Vers le Parc Historique de la Canne à Sucre, le public se presse en ordre discipliné pour prendre part à la première représentation de la pièce Melovivi de Frankétienne. Sous le ciel, mi-pois mi-maïs, on croise les doigts. Pourvu que les nuages qui planent sur nos têtes passent le cap de la nuit sans fondre sur nous. Après avoir été empêchée par le séisme du 12 janvier, la première le serait-elle également par la pluie ? Pour une pièce où il est question d’éléments déchaînés et de vies dévastées, il n’est pas banal que la terre et le ciel se liguent pour accompagner l’expression d’une voix qui semble avoir été faite pour formuler la parole des morts et le langage des dieux. Cependant, une telle occurrence aurait l’inconvénient de frustrer des milliers de spectateurs qui ont fait un effort particulier pour être dignes et beaux dans la douleur. Et cela ponctuerait de façon sensible l’œuvre initiée par le bas, le travail de sape dont témoignent les répliques ressenties jour après jour depuis le 12 janvier.
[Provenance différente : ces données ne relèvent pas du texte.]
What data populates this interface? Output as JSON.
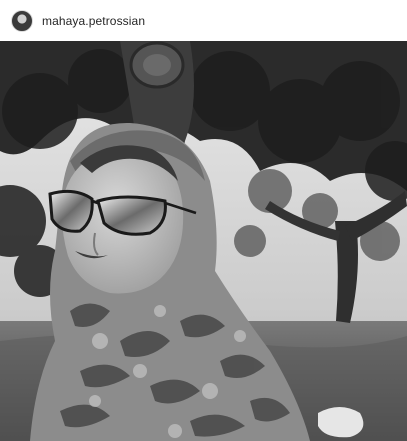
{
  "post": {
    "username": "mahaya.petrossian",
    "avatar_icon": "profile-avatar",
    "photo_style": "black-and-white"
  }
}
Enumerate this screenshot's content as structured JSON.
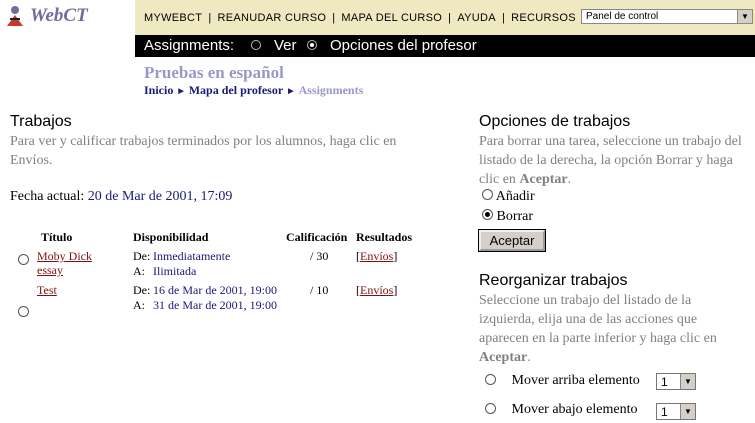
{
  "logo": {
    "text": "WebCT",
    "icon": "webct-logo-icon"
  },
  "topnav": {
    "links": [
      "MYWEBCT",
      "REANUDAR CURSO",
      "MAPA DEL CURSO",
      "AYUDA",
      "RECURSOS"
    ],
    "separator": "|",
    "panel_select": "Panel de control"
  },
  "assignments_bar": {
    "label": "Assignments:",
    "options": [
      {
        "label": "Ver",
        "selected": false
      },
      {
        "label": "Opciones del profesor",
        "selected": true
      }
    ]
  },
  "course": {
    "title": "Pruebas en español",
    "breadcrumb": [
      "Inicio",
      "Mapa del profesor",
      "Assignments"
    ]
  },
  "trabajos": {
    "title": "Trabajos",
    "description": "Para ver y calificar trabajos terminados por los alumnos, haga clic en Envíos.",
    "fecha_label": "Fecha actual:",
    "fecha_value": "20 de Mar de 2001, 17:09",
    "headers": [
      "Título",
      "Disponibilidad",
      "Calificación",
      "Resultados"
    ],
    "rows": [
      {
        "title_line1": "Moby Dick",
        "title_line2": "essay",
        "de_label": "De:",
        "de": "Inmediatamente",
        "a_label": "A:",
        "a": "Ilimitada",
        "grade": "/ 30",
        "results": "Envíos"
      },
      {
        "title_line1": "Test",
        "title_line2": "",
        "de_label": "De:",
        "de": "16 de Mar de 2001, 19:00",
        "a_label": "A:",
        "a": "31 de Mar de 2001, 19:00",
        "grade": "/ 10",
        "results": "Envíos"
      }
    ]
  },
  "opciones": {
    "title": "Opciones de trabajos",
    "desc_part1": "Para borrar una tarea, seleccione un trabajo del listado de la derecha, la opción Borrar y haga clic en ",
    "desc_bold": "Aceptar",
    "desc_end": ".",
    "options": [
      {
        "label": "Añadir",
        "selected": false
      },
      {
        "label": "Borrar",
        "selected": true
      }
    ],
    "button": "Aceptar"
  },
  "reorganizar": {
    "title": "Reorganizar trabajos",
    "desc_part1": "Seleccione un trabajo del listado de la izquierda, elija una de las acciones que aparecen en la parte inferior y haga clic en ",
    "desc_bold": "Aceptar",
    "desc_end": ".",
    "move_up": "Mover arriba elemento",
    "move_up_value": "1",
    "move_down": "Mover abajo elemento",
    "move_down_value": "1"
  }
}
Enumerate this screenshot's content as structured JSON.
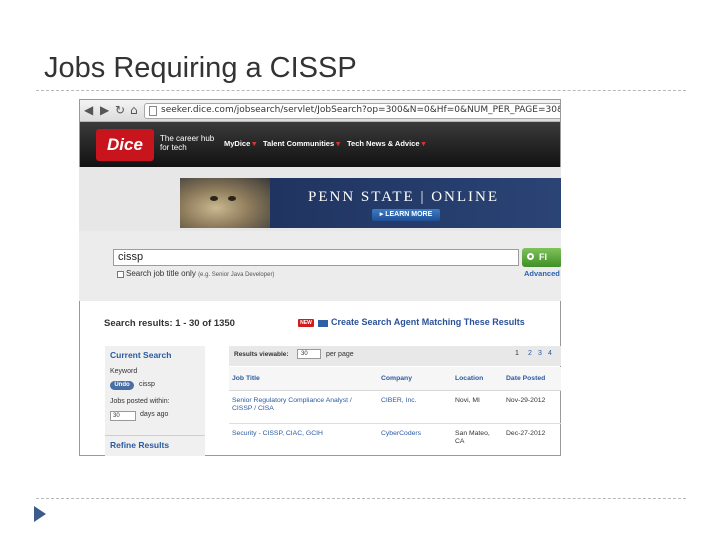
{
  "slide": {
    "title": "Jobs Requiring a CISSP"
  },
  "browser": {
    "nav": {
      "back": "◀",
      "forward": "▶",
      "reload": "↻",
      "home": "⌂"
    },
    "url": "seeker.dice.com/jobsearch/servlet/JobSearch?op=300&N=0&Hf=0&NUM_PER_PAGE=30&Ntk=JobSearchRanking&Nt"
  },
  "dice": {
    "logo": "Dice",
    "tagline": "The career hub for tech",
    "nav": [
      {
        "label": "MyDice"
      },
      {
        "label": "Talent Communities"
      },
      {
        "label": "Tech News & Advice"
      }
    ],
    "dropdown_marker": "▾"
  },
  "banner": {
    "title": "PENN STATE | ONLINE",
    "button": "▸ LEARN MORE"
  },
  "search": {
    "value": "cissp",
    "button": "FI",
    "checkbox_label": "Search job title only",
    "checkbox_hint": "(e.g. Senior Java Developer)",
    "advanced": "Advanced"
  },
  "results": {
    "count_text": "Search results: 1 - 30 of 1350",
    "new_badge": "NEW",
    "create_agent": "Create Search Agent Matching These Results",
    "viewable_label": "Results viewable:",
    "viewable_value": "30",
    "per_page": "per page",
    "pages": [
      "1",
      "2",
      "3",
      "4"
    ]
  },
  "left_panel": {
    "current_search": "Current Search",
    "keyword_label": "Keyword",
    "undo": "Undo",
    "keyword_value": "cissp",
    "posted_label": "Jobs posted within:",
    "days_value": "30",
    "days_label": "days ago",
    "refine": "Refine Results"
  },
  "table": {
    "headers": [
      "Job Title",
      "Company",
      "Location",
      "Date Posted"
    ],
    "rows": [
      {
        "title": "Senior Regulatory Compliance Analyst / CISSP / CISA",
        "company": "CIBER, Inc.",
        "location": "Novi, MI",
        "date": "Nov-29-2012"
      },
      {
        "title": "Security - CISSP, CIAC, GCIH",
        "company": "CyberCoders",
        "location": "San Mateo, CA",
        "date": "Dec-27-2012"
      }
    ]
  }
}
Sur la scène, Frankétienne et Garnel Innocent campent au milieu d’un bric-à-brac de cordes et de ficelles, de coffres et de tiroirs qui n’ont pas attendu le tremblement de terre pour être appareillés dans un maelström informe de fibres, de fer et de ciment. Sans autre sujet que la force de vivre, ils devisent en amis sur le rien, et se font un dimanche en lançant des imprécations contre les assassins patentés qui détruisent notre planète.
Le public, attentif, savoure son plaisir en silence composé. C’est la première fois, depuis la catastrophe, qu’une pièce est jouée sur une scène. Il a fallu, pour l’occasion, réparer d’urgence les locaux. Sur les billets d’entrée, il y a encore la date de la représentation prévue initialement pour le 29 janvier dernier.